Transcribed & marked up by Einde O’Callaghan for ETOL.


The $100 million a year spent by the United Nations on all its activities are roughly one five-hundredth of the American arms budget. It is the equivalent of a few minutes’ expenditure on war preparations throughout the world. It is a measure of the United Nation’s impotence as a peace-keeping force. This poverty is one aspect of the organisation’s inability to override the ‘national interests’ of its major member states. ‘If it is given any authority,’ commented The Times early this February, ‘it will reasonably expect to provide political and financial control over the troops acting in its name. The implications of this made Britain and America reject such a United Nations umbrella at the outset.’ This was early during the Cyprus dispute. But it was not the first or most outstanding example of the UN’s ‘by your leave’ posture. Older readers might remember South Africa swallowing up South West Africa in the teeth of UN resolutions and recommendations early in the fifties; or France’s boycott of the General Assembly after an Afro-Asian-sponsored resolution on Algeria in 1955 and again in 1957; or the invasion of Egypt by Britain, France and Israel in 1956 after she had accepted the Security Council’s ‘six requirements’ for a settlement of the Suez Canal dispute; or the parallel denial to UN observers of entry into Hungary during and after the Russian invasion. Lebanon, Jordan, Yemen, Cuba, Viet-Nam – the geography of aggression in more recent years shows little evidence of the UN having deflected any major ruling class from pursuing its ‘national’ interests.
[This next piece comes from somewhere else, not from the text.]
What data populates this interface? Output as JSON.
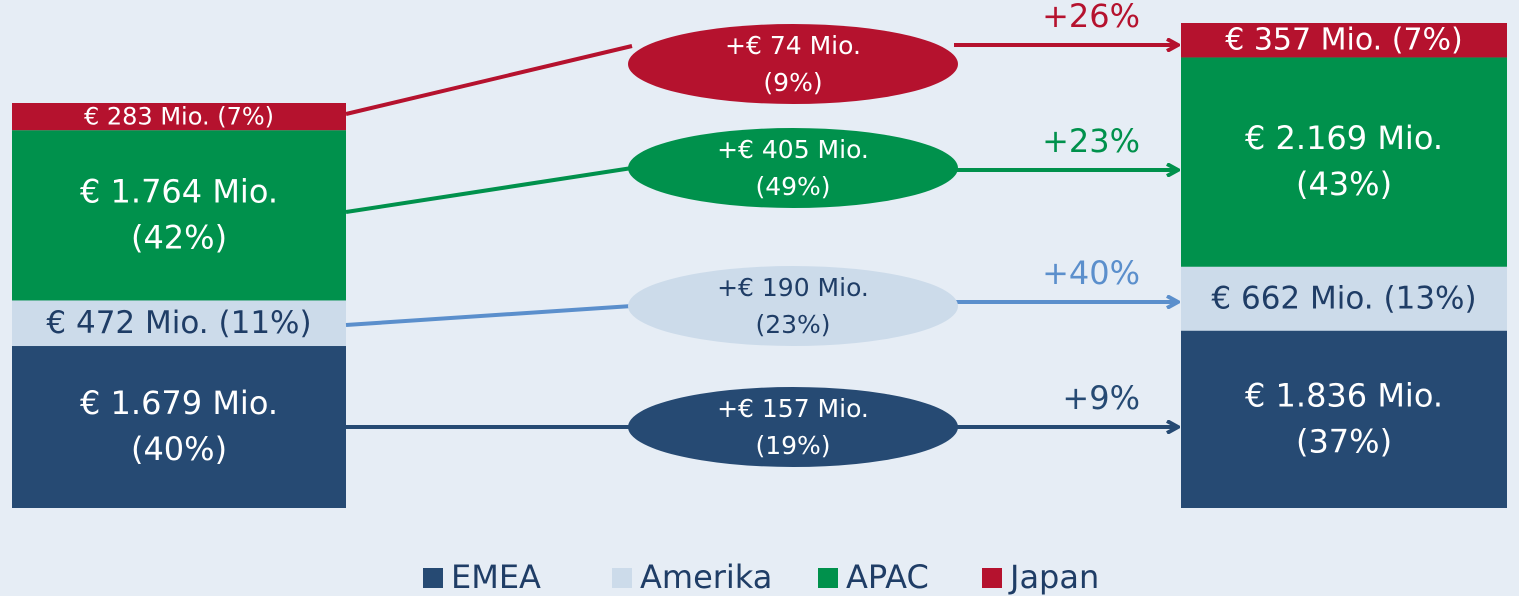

True, there are contrary instances. Weak ruling classes and cliques have been shored up when their collapse threatened the intricate system of mutual checks and balances created by the Great Powers. Congo was one occasion – the UN presence muffled the effect of that wretched country’s political collapse and economic disaggregation. Cyprus, now, is another, with the Great Powers agreeing to contain and police a Small Power conflict that might otherwise strain their own precarious accords.
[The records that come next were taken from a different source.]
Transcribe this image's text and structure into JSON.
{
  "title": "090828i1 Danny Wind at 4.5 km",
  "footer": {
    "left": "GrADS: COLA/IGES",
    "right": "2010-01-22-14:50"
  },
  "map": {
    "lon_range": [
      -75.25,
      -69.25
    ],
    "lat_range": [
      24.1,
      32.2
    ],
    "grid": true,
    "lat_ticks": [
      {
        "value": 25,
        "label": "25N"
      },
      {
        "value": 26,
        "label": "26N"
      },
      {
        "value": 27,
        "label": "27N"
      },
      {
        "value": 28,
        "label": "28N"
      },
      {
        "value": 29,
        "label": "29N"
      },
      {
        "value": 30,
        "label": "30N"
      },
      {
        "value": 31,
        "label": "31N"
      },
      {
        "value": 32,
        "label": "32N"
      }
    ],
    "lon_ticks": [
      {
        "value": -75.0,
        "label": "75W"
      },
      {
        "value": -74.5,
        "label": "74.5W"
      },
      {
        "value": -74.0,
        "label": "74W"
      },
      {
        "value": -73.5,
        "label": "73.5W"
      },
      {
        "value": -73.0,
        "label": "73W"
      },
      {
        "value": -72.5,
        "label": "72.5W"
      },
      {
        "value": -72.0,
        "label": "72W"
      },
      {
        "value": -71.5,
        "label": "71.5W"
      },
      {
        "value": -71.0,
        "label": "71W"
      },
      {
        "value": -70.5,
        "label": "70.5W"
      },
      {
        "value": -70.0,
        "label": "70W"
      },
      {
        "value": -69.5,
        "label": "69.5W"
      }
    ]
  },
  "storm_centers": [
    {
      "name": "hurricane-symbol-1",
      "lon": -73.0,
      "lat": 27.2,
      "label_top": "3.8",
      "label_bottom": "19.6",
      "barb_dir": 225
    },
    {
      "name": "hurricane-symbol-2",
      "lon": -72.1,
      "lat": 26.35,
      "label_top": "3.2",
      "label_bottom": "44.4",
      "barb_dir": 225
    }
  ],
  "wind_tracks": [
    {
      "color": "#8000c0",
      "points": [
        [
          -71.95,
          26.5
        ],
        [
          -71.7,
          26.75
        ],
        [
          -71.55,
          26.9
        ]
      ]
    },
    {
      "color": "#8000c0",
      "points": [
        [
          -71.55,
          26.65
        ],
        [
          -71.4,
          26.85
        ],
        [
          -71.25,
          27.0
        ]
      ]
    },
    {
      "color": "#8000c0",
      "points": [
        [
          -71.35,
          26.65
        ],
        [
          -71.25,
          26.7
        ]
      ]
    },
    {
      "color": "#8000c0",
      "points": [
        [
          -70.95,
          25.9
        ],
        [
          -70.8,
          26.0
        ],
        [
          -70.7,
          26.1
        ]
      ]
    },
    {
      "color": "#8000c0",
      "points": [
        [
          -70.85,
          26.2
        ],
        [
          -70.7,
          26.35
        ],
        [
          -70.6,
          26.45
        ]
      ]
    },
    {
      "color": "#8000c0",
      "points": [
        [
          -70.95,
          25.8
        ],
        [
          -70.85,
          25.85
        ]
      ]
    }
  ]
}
The major contours of international relations remain however. The manic competition in arms goes on; international wealth, power and influence flout the voting pattern at the General Assembly more and more openly as more of the world’s slums gain representation; the rich countries grow richer, the poor poorer and the United Nations, too poor itself to bridge the gap between them, busily perfects the tools for measuring it. And so it will be so long as ruling classes the world over measure their weight and power by the size of the national productive structures they command, so long, that is, as ruling classes exist.

To pretend otherwise, that the United Nations are a power in its own right, or might become one – as the Left in this country do, from Transport House to Tribune, Canon Collins to Peace News – is to confuse piety with politics. It is to confuse the Great Powers’ thieves’ kitchen in New York with their soup kitchen annexe; and to suppose that internationalism is measured by the size of the queue.